Evaluation of daily forecasts by the coupled Terrestrial Systems Modelling Platform (TSMP) over a small convection-permitting model domain in Central Europe

In many of today’s resource management and climate change adaptation challenges, versatile and  reliable numerical model simulations are the basis for informed decision making. The integration of multiple compartmental  models into simulation platforms allows us to reproduce interacting geosystem processes and thereby solve a wide range of problems in a variety of applications. The Terrestrial System Modelling Platform (TSMP, https://www.terrsysmp.org) is an integrated regional Earth system model that simulates processes from the groundwater across the land surface to the top of the atmosphere on multiple spatio-temporal scales.

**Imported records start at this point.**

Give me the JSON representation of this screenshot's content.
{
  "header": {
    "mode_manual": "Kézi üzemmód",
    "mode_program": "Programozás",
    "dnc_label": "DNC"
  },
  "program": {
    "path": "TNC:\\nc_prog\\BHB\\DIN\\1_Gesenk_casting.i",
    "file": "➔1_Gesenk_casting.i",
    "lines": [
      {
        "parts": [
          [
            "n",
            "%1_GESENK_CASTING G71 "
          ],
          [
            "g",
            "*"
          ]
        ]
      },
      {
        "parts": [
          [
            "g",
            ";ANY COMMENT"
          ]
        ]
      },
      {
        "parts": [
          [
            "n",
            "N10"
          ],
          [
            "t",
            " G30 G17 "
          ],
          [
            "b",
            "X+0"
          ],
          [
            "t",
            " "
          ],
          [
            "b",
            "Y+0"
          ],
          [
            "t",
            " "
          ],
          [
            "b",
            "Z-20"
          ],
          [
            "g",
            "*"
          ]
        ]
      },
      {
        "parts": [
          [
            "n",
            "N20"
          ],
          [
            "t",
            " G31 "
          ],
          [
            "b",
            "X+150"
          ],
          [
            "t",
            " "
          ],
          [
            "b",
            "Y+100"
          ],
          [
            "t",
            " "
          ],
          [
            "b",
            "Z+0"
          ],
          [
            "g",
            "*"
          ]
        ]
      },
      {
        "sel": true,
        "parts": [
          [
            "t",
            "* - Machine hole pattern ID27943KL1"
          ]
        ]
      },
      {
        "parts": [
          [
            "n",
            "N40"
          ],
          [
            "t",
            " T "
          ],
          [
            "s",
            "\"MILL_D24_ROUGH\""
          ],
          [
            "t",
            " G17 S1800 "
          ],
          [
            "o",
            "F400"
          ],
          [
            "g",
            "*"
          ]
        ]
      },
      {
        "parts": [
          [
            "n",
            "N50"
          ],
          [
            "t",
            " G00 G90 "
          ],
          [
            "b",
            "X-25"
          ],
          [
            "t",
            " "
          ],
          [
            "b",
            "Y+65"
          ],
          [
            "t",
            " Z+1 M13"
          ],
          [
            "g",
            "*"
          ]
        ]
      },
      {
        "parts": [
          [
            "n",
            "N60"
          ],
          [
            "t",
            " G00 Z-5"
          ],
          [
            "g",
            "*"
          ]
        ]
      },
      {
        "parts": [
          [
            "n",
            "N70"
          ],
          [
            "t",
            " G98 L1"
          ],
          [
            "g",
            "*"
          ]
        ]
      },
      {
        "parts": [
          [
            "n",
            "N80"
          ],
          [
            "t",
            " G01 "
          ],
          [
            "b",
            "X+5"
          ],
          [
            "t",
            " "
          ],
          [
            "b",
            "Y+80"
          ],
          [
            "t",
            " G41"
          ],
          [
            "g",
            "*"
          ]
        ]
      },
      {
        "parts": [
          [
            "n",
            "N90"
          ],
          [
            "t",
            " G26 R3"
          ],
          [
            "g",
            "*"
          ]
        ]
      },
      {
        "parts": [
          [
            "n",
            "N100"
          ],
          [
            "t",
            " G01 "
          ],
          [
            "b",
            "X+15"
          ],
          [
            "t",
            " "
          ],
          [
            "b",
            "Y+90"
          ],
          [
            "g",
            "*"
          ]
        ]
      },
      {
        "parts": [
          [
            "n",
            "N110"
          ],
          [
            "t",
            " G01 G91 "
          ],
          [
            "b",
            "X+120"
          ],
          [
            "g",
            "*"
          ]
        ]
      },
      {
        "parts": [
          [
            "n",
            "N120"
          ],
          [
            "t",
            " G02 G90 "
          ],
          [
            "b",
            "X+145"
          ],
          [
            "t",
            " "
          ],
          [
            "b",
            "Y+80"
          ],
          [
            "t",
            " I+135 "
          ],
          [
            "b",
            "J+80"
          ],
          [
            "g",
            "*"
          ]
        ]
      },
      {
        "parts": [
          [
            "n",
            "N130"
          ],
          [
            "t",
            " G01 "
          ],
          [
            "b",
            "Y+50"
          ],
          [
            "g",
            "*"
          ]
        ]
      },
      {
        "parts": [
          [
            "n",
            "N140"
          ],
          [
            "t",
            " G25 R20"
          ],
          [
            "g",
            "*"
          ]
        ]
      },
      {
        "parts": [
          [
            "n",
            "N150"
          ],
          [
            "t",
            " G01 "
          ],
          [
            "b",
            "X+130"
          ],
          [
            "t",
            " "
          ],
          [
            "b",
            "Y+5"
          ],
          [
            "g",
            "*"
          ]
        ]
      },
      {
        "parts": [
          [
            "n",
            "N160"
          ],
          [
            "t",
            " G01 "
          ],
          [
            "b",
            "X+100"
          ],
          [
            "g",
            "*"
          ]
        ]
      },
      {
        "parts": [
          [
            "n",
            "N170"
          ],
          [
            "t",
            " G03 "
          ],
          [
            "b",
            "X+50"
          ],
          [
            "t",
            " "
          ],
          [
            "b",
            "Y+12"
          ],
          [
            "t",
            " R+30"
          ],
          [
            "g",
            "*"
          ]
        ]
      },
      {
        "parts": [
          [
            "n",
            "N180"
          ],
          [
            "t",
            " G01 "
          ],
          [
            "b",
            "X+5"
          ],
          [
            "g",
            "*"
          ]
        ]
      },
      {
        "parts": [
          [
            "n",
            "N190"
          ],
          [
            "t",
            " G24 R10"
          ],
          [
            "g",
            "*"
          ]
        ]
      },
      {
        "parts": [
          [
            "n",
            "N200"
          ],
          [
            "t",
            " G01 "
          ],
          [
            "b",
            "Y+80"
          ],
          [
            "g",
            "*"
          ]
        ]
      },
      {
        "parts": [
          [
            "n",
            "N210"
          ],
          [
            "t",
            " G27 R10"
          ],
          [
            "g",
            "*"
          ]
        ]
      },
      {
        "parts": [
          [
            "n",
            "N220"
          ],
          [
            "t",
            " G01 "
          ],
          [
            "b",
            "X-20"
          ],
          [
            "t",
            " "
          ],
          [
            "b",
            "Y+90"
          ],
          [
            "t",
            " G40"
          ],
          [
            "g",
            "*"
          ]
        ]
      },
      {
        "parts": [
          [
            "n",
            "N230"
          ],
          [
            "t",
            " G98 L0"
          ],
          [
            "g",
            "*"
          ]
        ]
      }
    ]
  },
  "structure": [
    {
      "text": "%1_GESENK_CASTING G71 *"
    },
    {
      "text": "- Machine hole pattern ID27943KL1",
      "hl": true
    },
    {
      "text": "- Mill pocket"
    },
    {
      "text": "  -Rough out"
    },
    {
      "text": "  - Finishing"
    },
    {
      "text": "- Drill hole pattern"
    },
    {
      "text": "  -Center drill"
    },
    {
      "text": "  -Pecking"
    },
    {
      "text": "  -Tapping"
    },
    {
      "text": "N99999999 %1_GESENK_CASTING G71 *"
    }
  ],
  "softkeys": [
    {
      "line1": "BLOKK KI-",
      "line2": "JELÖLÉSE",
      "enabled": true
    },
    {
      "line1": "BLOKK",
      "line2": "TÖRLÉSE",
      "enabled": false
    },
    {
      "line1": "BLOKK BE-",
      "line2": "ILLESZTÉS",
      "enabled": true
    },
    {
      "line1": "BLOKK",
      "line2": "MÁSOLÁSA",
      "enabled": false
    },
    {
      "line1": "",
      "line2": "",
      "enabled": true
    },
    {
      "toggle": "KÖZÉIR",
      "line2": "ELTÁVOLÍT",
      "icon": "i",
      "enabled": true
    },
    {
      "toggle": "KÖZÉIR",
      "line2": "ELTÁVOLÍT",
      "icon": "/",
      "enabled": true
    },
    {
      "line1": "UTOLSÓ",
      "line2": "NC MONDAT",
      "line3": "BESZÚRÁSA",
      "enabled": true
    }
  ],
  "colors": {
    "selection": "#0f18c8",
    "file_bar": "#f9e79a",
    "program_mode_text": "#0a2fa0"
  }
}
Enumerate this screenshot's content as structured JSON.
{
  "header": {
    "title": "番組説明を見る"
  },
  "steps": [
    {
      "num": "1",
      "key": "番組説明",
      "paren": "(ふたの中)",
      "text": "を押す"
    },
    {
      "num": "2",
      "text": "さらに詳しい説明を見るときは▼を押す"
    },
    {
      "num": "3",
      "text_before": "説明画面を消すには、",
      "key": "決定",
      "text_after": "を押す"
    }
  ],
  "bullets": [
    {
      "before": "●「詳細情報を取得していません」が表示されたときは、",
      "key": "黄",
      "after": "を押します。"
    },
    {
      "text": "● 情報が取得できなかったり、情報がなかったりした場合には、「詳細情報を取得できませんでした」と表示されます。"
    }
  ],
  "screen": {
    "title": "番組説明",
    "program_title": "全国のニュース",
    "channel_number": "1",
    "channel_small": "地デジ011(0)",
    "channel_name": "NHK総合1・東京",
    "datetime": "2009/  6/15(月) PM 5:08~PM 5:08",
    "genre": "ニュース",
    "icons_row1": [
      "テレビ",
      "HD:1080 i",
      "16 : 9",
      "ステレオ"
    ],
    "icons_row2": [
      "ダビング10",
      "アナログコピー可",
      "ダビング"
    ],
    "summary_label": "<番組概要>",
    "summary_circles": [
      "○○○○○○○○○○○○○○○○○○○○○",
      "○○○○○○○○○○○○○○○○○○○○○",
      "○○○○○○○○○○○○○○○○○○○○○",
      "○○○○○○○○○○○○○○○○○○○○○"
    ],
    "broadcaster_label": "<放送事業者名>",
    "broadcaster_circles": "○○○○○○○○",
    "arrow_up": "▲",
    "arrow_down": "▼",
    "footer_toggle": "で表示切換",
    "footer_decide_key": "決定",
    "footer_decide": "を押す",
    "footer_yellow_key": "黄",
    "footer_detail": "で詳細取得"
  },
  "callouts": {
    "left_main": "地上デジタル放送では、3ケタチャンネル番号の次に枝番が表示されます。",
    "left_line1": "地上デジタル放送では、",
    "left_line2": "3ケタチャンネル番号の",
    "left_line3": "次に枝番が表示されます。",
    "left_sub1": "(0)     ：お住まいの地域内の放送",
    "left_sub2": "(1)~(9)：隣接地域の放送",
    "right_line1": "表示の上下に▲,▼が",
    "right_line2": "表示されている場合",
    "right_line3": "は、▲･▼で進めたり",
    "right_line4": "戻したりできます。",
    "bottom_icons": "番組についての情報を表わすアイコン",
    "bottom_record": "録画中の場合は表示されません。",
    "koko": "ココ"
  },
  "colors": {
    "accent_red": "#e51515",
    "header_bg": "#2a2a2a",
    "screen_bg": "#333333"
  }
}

TSMP consists of the COSMO (Consortium for Small-scale Modeling) atmospheric model, the CLM (Community Land Model), and the hydrologic model ParFlo, coupled through OASIS3-MCT. TSMP is used in various studies from climate change simulations to near-real time forecasting and monitoring. Here we present the results of the evaluation of the TSMP in a monitoring setup, providing daily forecasts with a lead time of 10days of the atmospheric, surface, and groundwater states and fluxes for a heterogeneous mid mountain-ranges area in Western Germany. The model domain covers an area of 150km x 150km at 1km (atmosphere) and 0.5km (land surface and subsurface) resolution. The simulated data is compared with observations from the TERENO (Terrestrial Environmental Observatories, https://www.tereno.net) Eifel/Lower Rhine Valley network. This TERENO observatory comprises a total area of 2354 km² and provides data from a very dense measurement network of 12 climate stations, 6 eddy covariance stations, 6 lysimeter stations, and 13 cosmic-ray neutron stations. To assess the quality and suitability of the TSMP as a monitoring system of the geosystem’s state and evolution with agricultural applications in mind,  forecasts from July 2019 to October 2020 are analyzed with reference to the observations. Results show that the TSMP can well represent the main subsurface hydrological and relevant meteorological features.